At Xcaret, near the upmarket resort town of Playa del Carmen and 80km south of Cancun, I watch a highly skilled game being played.
It’s the ball game the Mayas used to play. Earlier today, at Chichen Itza – the world-famous complex of Mayan ruins on Mexico’s Yucatán Peninsula – I’d visited the largest ball court in the Maya world, at 175 meters long and 70 meters wide (much larger than a football field), with two eight-meter-high side walls.
Used for a game involving two teams of 13 players, the object was to use hips, elbows and wrists (but not hands) to hit a rubber ball through stone hoops on the walls. So sacred was the circle to the Maya that it is suggested as a reason why they never introduced the wheel into everyday life. The walls of the court bear bloodthirsty carvings showing players being decapitated.
“Many people say the winning captain was killed, as that was a great honor. It makes a great story but would have made for a dull game, as no-one would want to win,” Ikal, my Maya guide, had told me. “It’s much more likely that the losing captain was killed. But, of course, we can never know for sure.”

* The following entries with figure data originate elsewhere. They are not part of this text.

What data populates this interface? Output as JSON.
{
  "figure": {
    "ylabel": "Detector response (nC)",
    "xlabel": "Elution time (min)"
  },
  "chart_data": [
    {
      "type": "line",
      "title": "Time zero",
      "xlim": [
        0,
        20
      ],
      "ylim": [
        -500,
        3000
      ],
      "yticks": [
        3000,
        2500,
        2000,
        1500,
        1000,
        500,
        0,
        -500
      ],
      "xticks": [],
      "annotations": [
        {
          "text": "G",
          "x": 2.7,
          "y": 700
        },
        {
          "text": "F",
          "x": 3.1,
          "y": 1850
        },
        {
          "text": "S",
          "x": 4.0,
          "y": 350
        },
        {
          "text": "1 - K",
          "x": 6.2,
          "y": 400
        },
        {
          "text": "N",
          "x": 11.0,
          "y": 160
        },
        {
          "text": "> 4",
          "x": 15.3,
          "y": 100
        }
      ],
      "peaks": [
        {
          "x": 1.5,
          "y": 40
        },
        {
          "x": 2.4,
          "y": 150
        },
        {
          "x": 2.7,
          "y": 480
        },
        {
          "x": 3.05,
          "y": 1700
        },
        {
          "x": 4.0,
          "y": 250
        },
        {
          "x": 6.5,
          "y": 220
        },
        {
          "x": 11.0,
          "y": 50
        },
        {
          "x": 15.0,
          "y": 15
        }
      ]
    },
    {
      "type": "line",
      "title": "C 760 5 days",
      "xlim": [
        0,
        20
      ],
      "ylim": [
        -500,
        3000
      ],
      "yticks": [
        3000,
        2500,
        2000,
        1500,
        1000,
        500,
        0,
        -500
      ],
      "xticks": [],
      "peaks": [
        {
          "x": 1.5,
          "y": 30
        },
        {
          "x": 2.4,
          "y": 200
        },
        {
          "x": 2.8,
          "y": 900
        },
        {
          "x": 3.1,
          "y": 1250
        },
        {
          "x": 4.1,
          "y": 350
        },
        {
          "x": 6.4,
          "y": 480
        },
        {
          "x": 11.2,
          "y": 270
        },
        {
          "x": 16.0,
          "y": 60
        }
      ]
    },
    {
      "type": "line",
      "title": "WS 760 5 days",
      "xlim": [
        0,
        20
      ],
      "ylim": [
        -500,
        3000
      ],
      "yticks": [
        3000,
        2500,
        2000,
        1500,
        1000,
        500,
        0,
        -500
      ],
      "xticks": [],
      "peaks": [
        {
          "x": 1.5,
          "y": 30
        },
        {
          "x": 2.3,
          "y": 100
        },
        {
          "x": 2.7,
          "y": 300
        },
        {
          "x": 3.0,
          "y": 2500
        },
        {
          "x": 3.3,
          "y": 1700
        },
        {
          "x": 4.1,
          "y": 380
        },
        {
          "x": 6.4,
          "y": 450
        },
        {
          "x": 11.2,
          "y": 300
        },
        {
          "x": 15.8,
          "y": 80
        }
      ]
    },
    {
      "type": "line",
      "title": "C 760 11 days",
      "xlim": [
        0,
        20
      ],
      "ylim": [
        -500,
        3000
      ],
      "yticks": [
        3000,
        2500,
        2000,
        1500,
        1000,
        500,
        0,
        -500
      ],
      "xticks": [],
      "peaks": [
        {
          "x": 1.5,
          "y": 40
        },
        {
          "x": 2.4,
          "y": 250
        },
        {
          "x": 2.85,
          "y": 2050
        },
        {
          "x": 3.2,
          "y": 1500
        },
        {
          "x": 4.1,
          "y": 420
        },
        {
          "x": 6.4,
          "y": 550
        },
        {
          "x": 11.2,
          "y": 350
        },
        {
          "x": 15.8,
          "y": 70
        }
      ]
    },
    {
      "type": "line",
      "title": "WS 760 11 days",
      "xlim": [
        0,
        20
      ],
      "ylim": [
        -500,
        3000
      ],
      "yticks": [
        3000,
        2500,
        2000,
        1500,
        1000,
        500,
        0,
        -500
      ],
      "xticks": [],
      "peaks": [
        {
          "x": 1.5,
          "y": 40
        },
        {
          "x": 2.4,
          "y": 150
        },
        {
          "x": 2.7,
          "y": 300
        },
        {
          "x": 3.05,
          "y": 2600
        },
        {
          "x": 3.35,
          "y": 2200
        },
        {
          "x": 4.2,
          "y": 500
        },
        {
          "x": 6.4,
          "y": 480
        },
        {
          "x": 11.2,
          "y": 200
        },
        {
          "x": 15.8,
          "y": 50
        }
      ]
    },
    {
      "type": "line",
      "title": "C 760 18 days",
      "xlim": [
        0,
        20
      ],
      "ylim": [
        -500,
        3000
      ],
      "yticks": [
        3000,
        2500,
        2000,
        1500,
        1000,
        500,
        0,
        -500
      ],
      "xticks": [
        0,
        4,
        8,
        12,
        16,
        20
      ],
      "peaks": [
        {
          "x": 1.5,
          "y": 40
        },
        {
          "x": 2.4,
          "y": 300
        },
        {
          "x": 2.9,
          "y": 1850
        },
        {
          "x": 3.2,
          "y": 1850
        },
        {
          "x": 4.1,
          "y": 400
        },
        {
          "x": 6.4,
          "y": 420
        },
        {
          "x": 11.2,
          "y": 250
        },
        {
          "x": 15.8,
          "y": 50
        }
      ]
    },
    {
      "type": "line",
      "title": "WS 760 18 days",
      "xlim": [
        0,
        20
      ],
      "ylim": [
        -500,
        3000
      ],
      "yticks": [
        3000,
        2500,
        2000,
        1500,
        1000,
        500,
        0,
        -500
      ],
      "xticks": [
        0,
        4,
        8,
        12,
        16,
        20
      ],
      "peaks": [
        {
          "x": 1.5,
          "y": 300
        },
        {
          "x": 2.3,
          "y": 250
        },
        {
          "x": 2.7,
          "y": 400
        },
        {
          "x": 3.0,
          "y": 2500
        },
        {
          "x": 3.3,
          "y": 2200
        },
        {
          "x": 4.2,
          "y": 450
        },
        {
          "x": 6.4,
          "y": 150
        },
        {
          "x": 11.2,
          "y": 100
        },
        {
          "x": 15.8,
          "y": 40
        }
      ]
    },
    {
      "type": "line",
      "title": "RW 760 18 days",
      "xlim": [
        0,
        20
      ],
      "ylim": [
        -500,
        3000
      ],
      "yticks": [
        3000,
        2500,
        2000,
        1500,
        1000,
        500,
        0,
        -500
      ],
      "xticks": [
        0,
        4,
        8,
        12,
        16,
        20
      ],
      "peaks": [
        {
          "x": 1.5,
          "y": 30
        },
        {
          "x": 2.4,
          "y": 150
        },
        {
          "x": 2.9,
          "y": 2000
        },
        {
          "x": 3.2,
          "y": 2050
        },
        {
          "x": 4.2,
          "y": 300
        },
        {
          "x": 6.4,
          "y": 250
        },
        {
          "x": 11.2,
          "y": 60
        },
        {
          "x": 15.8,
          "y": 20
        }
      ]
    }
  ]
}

Although with this game at Xcaret no one is decapitated afterward, it’s obviously hard work to keep the ball in the air, involving a lot of throwing yourself on the ground under it to key it up for a team member to score with.
The ball game by Maya-costumed players is part of the nightly entertainment at this Mexican “eco-archeological theme park”. You can visit a butterfly park, explore Mexican art in a hacienda, see jaguars and pumas, swim with dolphins or sharks, and enjoy an evening of music and dance with a cast of hundreds. The whole is a sort of down-market Disneyland but I enjoy it all the more for its sometimes amateur air but obvious sincerity.
The park is also famous for its Flying Men, the “Voladores de Papantla” who jump from a 30-meter-high pole in bright costumes with a rope tied around their waists. Four men descend in slow circles while a fifth stays atop the pole playing a drum and flute. The ceremony is a pre-Hispanic religious ritual of the Totonac people that is thought to bring rain and good harvests. The 13 loops of the pole made during the descent represent the 13 months of the Maya calendar.
Xcaret’s highlight for many is the evening show – the Mexicans in the audience cheering wildly for songs from their home regions – but one other unique experience is swimming with shoals of tiny fish for 500 meters along an underground river linking various sinkholes or cenotes. There’s quite a lot to like about this "Miami of Mexico."